About 3 ½ years ago in Washington, D.C., I was getting frustrated because I was finding this consistent pattern of how I’d be telling girls all these amazing, fascinating things about myself, and they’d act bored or unimpressed and things would go nowhere and I’d lose them. This kept happening, and anytime I see something happen again and again, I make the problem a priority to focus on and iron out, so I decided to try what at the time seemed like a radical strategy and one I didn’t really even think would work: I’d focus on telling women as little as possible about myself and just let them talk about themselves.
My first time doing this was on a date with a 21 year old fashion model from Texas who’d just moved to town. I’d met her very briefly on the subway a few nights before, and she knew nothing about me other than my name and that I lived in town, and had only given me her email address. I put together a rather elaborate process to get her on a date despite these facts, which perhaps I’ll go into in another post. She was unsure about me, and wanted to meet for coffee before heading to the comedy show I’d wanted to take her to go see, just to make sure I wasn’t a weirdo and that she liked me.

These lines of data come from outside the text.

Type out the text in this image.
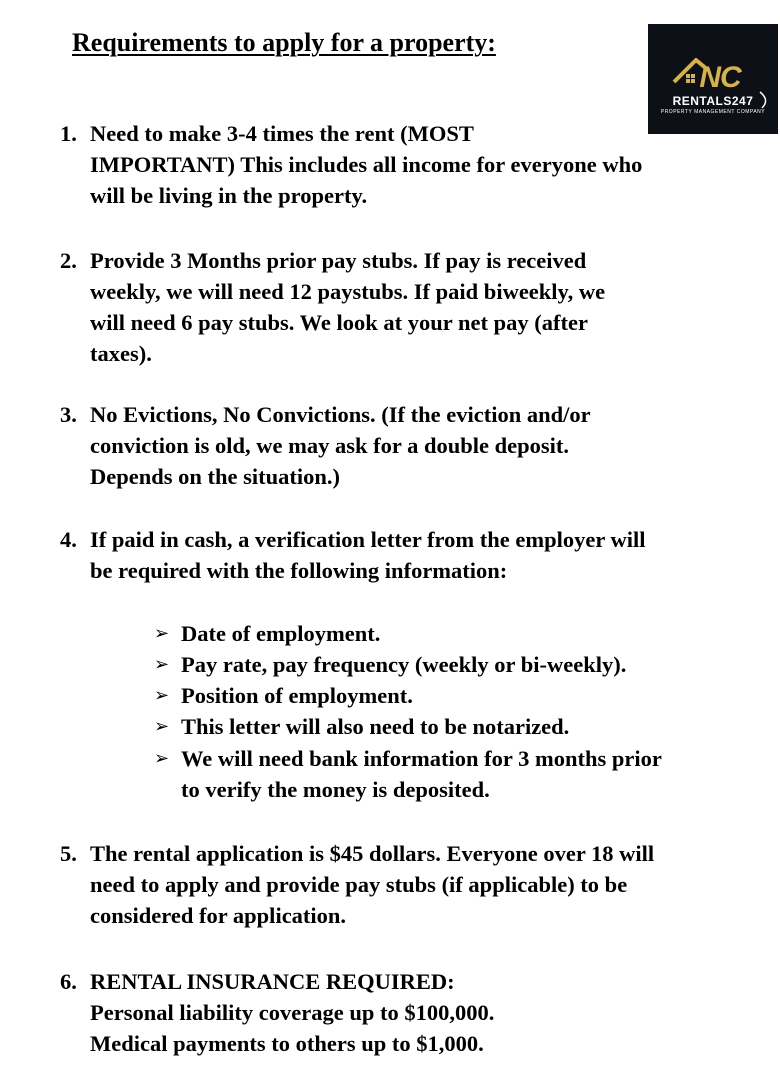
Requirements to apply for a property:
NC
RENTALS247
PROPERTY MANAGEMENT COMPANY
1. Need to make 3-4 times the rent (MOST
IMPORTANT) This includes all income for everyone who
will be living in the property.
2. Provide 3 Months prior pay stubs. If pay is received
weekly, we will need 12 paystubs. If paid biweekly, we
will need 6 pay stubs. We look at your net pay (after
taxes).
3. No Evictions, No Convictions. (If the eviction and/or
conviction is old, we may ask for a double deposit.
Depends on the situation.)
4. If paid in cash, a verification letter from the employer will
be required with the following information:
➢ Date of employment.
➢ Pay rate, pay frequency (weekly or bi-weekly).
➢ Position of employment.
➢ This letter will also need to be notarized.
➢ We will need bank information for 3 months prior
to verify the money is deposited.
5. The rental application is $45 dollars. Everyone over 18 will
need to apply and provide pay stubs (if applicable) to be
considered for application.
6. RENTAL INSURANCE REQUIRED:
Personal liability coverage up to $100,000.
Medical payments to others up to $1,000.
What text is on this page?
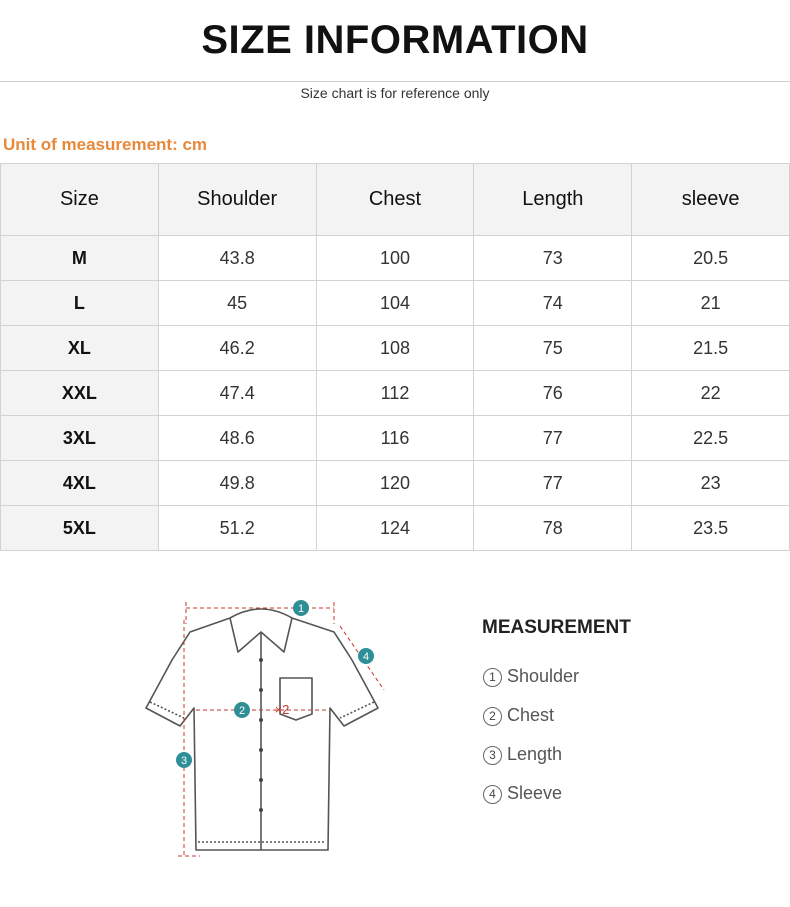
SIZE INFORMATION
Size chart is for reference only
Unit of measurement: cm
Size	Shoulder	Chest	Length	sleeve
M	43.8	100	73	20.5
L	45	104	74	21
XL	46.2	108	75	21.5
XXL	47.4	112	76	22
3XL	48.6	116	77	22.5
4XL	49.8	120	77	23
5XL	51.2	124	78	23.5
1
2 ×2
3
4
MEASUREMENT
1 Shoulder
2 Chest
3 Length
4 Sleeve
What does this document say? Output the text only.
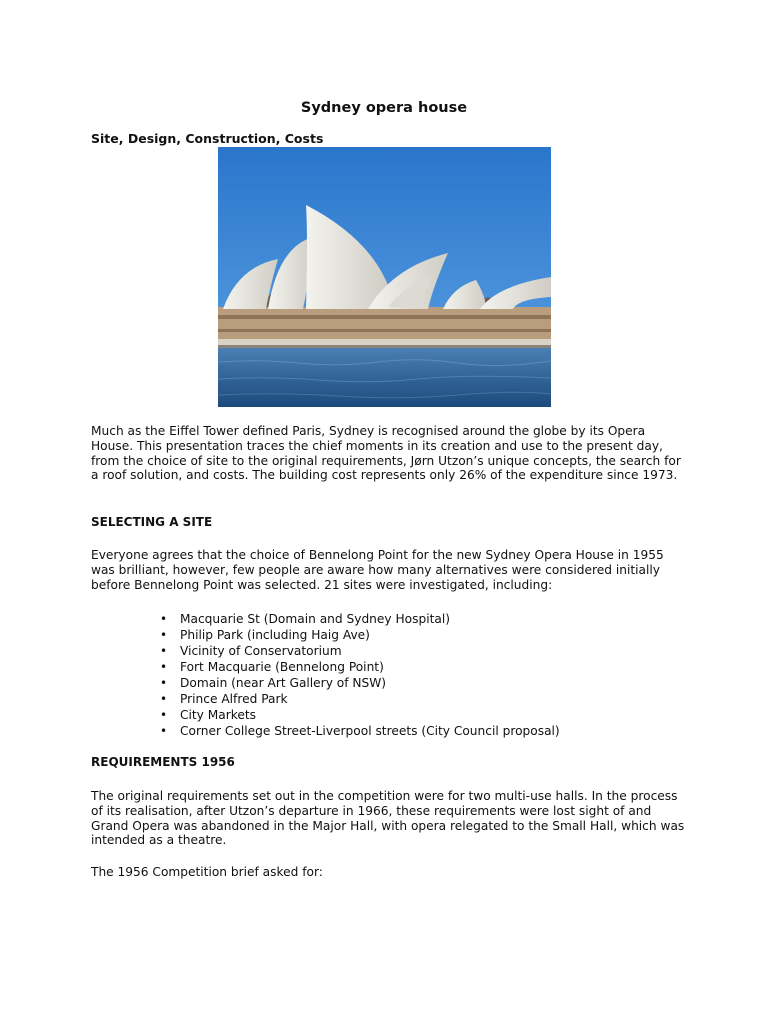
Sydney opera house
Site, Design, Construction, Costs

Much as the Eiffel Tower defined Paris, Sydney is recognised around the globe by its Opera House. This presentation traces the chief moments in its creation and use to the present day, from the choice of site to the original requirements, Jørn Utzon’s unique concepts, the search for a roof solution, and costs. The building cost represents only 26% of the expenditure since 1973.

SELECTING A SITE

Everyone agrees that the choice of Bennelong Point for the new Sydney Opera House in 1955 was brilliant, however, few people are aware how many alternatives were considered initially before Bennelong Point was selected. 21 sites were investigated, including:

• Macquarie St (Domain and Sydney Hospital)
• Philip Park (including Haig Ave)
• Vicinity of Conservatorium
• Fort Macquarie (Bennelong Point)
• Domain (near Art Gallery of NSW)
• Prince Alfred Park
• City Markets
• Corner College Street-Liverpool streets (City Council proposal)

REQUIREMENTS 1956

The original requirements set out in the competition were for two multi-use halls. In the process of its realisation, after Utzon’s departure in 1966, these requirements were lost sight of and Grand Opera was abandoned in the Major Hall, with opera relegated to the Small Hall, which was intended as a theatre.

The 1956 Competition brief asked for:
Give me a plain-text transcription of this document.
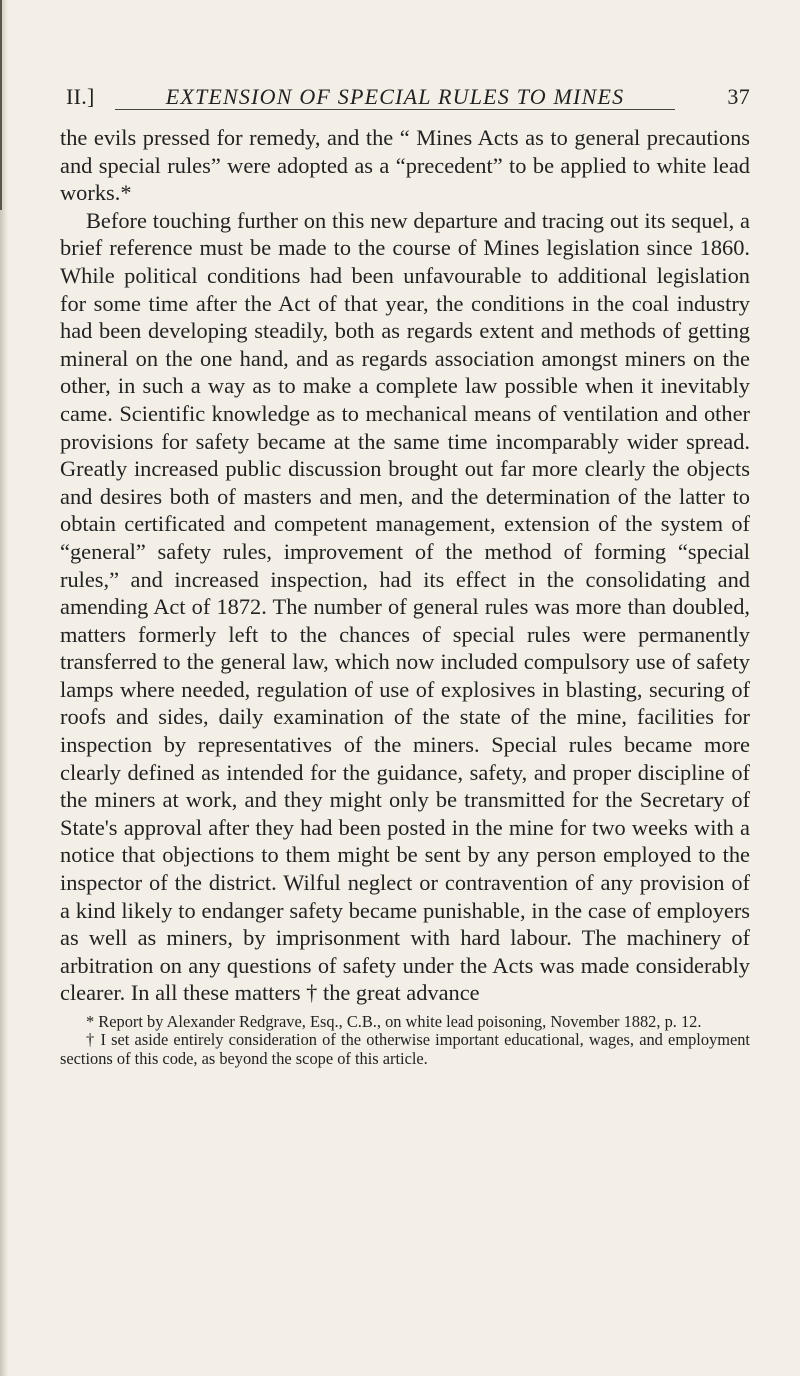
II.]	EXTENSION OF SPECIAL RULES TO MINES	37

the evils pressed for remedy, and the “ Mines Acts as to general precautions and special rules” were adopted as a “precedent” to be applied to white lead works.*

Before touching further on this new departure and tracing out its sequel, a brief reference must be made to the course of Mines legislation since 1860. While political conditions had been unfavourable to additional legislation for some time after the Act of that year, the conditions in the coal industry had been developing steadily, both as regards extent and methods of getting mineral on the one hand, and as regards association amongst miners on the other, in such a way as to make a complete law possible when it inevitably came. Scientific knowledge as to mechanical means of ventilation and other provisions for safety became at the same time incomparably wider spread. Greatly increased public discussion brought out far more clearly the objects and desires both of masters and men, and the determination of the latter to obtain certificated and competent management, extension of the system of “general” safety rules, improvement of the method of forming “special rules,” and increased inspection, had its effect in the consolidating and amending Act of 1872. The number of general rules was more than doubled, matters formerly left to the chances of special rules were permanently transferred to the general law, which now included compulsory use of safety lamps where needed, regulation of use of explosives in blasting, securing of roofs and sides, daily examination of the state of the mine, facilities for inspection by representatives of the miners. Special rules became more clearly defined as intended for the guidance, safety, and proper discipline of the miners at work, and they might only be transmitted for the Secretary of State's approval after they had been posted in the mine for two weeks with a notice that objections to them might be sent by any person employed to the inspector of the district. Wilful neglect or contravention of any provision of a kind likely to endanger safety became punishable, in the case of employers as well as miners, by imprisonment with hard labour. The machinery of arbitration on any questions of safety under the Acts was made considerably clearer. In all these matters † the great advance

* Report by Alexander Redgrave, Esq., C.B., on white lead poisoning, November 1882, p. 12.

† I set aside entirely consideration of the otherwise important educational, wages, and employment sections of this code, as beyond the scope of this article.
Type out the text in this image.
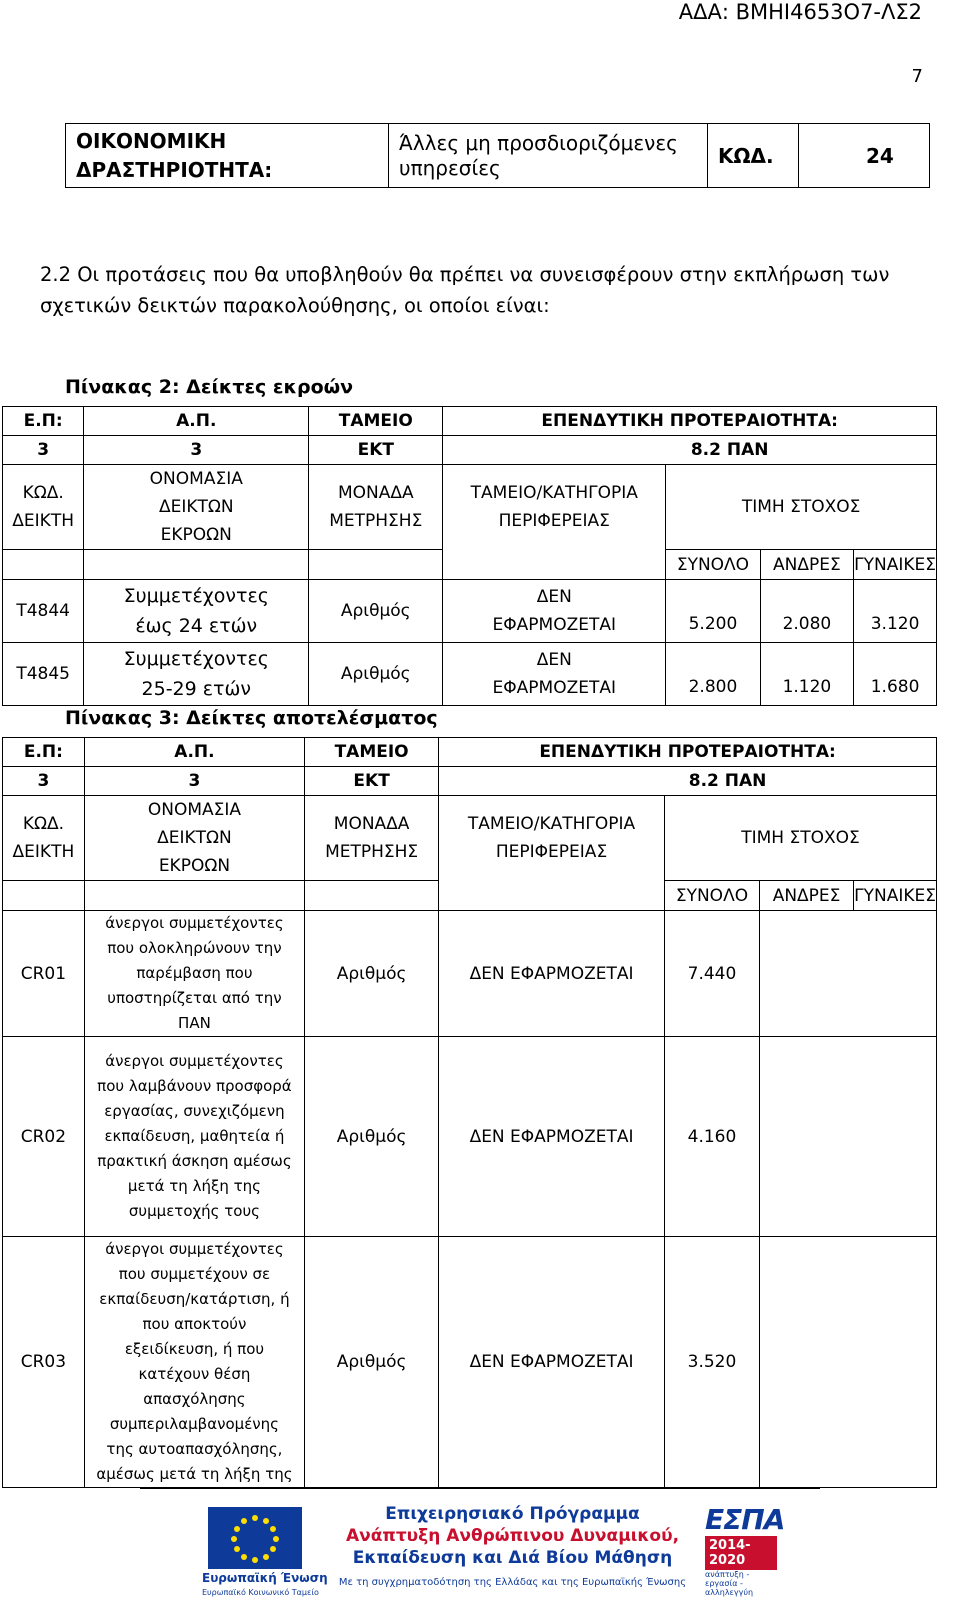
ΑΔΑ: ΒΜΗΙ4653Ο7-ΛΣ2
7
ΟΙΚΟΝΟΜΙΚΗ ΔΡΑΣΤΗΡΙΟΤΗΤΑ:	Άλλες μη προσδιοριζόμενες υπηρεσίες	ΚΩΔ.	24
2.2 Οι προτάσεις που θα υποβληθούν θα πρέπει να συνεισφέρουν στην εκπλήρωση των σχετικών δεικτών παρακολούθησης, οι οποίοι είναι:
Πίνακας 2: Δείκτες εκροών
Ε.Π:	Α.Π.	ΤΑΜΕΙΟ	ΕΠΕΝΔΥΤΙΚΗ ΠΡΟΤΕΡΑΙΟΤΗΤΑ:			
3	3	ΕΚΤ	8.2 ΠΑΝ			
ΚΩΔ. ΔΕΙΚΤΗ	ΟΝΟΜΑΣΙΑ ΔΕΙΚΤΩΝ ΕΚΡΟΩΝ	ΜΟΝΑΔΑ ΜΕΤΡΗΣΗΣ	ΤΑΜΕΙΟ/ΚΑΤΗΓΟΡΙΑ ΠΕΡΙΦΕΡΕΙΑΣ	ΤΙΜΗ ΣΤΟΧΟΣ		
				ΣΥΝΟΛΟ	ΑΝΔΡΕΣ	ΓΥΝΑΙΚΕΣ
T4844	Συμμετέχοντες έως 24 ετών	Αριθμός	ΔΕΝ ΕΦΑΡΜΟΖΕΤΑΙ	5.200	2.080	3.120
T4845	Συμμετέχοντες 25-29 ετών	Αριθμός	ΔΕΝ ΕΦΑΡΜΟΖΕΤΑΙ	2.800	1.120	1.680
Πίνακας 3: Δείκτες αποτελέσματος
Ε.Π:	Α.Π.	ΤΑΜΕΙΟ	ΕΠΕΝΔΥΤΙΚΗ ΠΡΟΤΕΡΑΙΟΤΗΤΑ:			
3	3	ΕΚΤ	8.2 ΠΑΝ			
ΚΩΔ. ΔΕΙΚΤΗ	ΟΝΟΜΑΣΙΑ ΔΕΙΚΤΩΝ ΕΚΡΟΩΝ	ΜΟΝΑΔΑ ΜΕΤΡΗΣΗΣ	ΤΑΜΕΙΟ/ΚΑΤΗΓΟΡΙΑ ΠΕΡΙΦΕΡΕΙΑΣ	ΤΙΜΗ ΣΤΟΧΟΣ		
				ΣΥΝΟΛΟ	ΑΝΔΡΕΣ	ΓΥΝΑΙΚΕΣ
CR01	άνεργοι συμμετέχοντες που ολοκληρώνουν την παρέμβαση που υποστηρίζεται από την ΠΑΝ	Αριθμός	ΔΕΝ ΕΦΑΡΜΟΖΕΤΑΙ	7.440		
CR02	άνεργοι συμμετέχοντες που λαμβάνουν προσφορά εργασίας, συνεχιζόμενη εκπαίδευση, μαθητεία ή πρακτική άσκηση αμέσως μετά τη λήξη της συμμετοχής τους	Αριθμός	ΔΕΝ ΕΦΑΡΜΟΖΕΤΑΙ	4.160		
CR03	άνεργοι συμμετέχοντες που συμμετέχουν σε εκπαίδευση/κατάρτιση, ή που αποκτούν εξειδίκευση, ή που κατέχουν θέση απασχόλησης συμπεριλαμβανομένης της αυτοαπασχόλησης, αμέσως μετά τη λήξη της	Αριθμός	ΔΕΝ ΕΦΑΡΜΟΖΕΤΑΙ	3.520		
Ευρωπαϊκή Ένωση
Ευρωπαϊκό Κοινωνικό Ταμείο
Επιχειρησιακό Πρόγραμμα
Ανάπτυξη Ανθρώπινου Δυναμικού,
Εκπαίδευση και Διά Βίου Μάθηση
Με τη συγχρηματοδότηση της Ελλάδας και της Ευρωπαϊκής Ένωσης
ΕΣΠΑ
2014-2020
ανάπτυξη - εργασία - αλληλεγγύη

We sat at a Starbucks for about forty-five minutes, with her talking about herself, her friends, relationship problems her friends were having, and all manner of things, and me simply showing interest and doing some active listening, and saying nothing about myself and her asking me nothing about myself. When it got close to the time for the comedy show, I asked her if she wanted to go, and she replied with an enthusiastic “yes!” During the comedy show, I cracked a few jokes and got physically very close with her, and afterward I invited her home for a nightcap. We went straight home to my place and slept together. She later told me that she didn’t date much and never had hook-ups or one-night stands.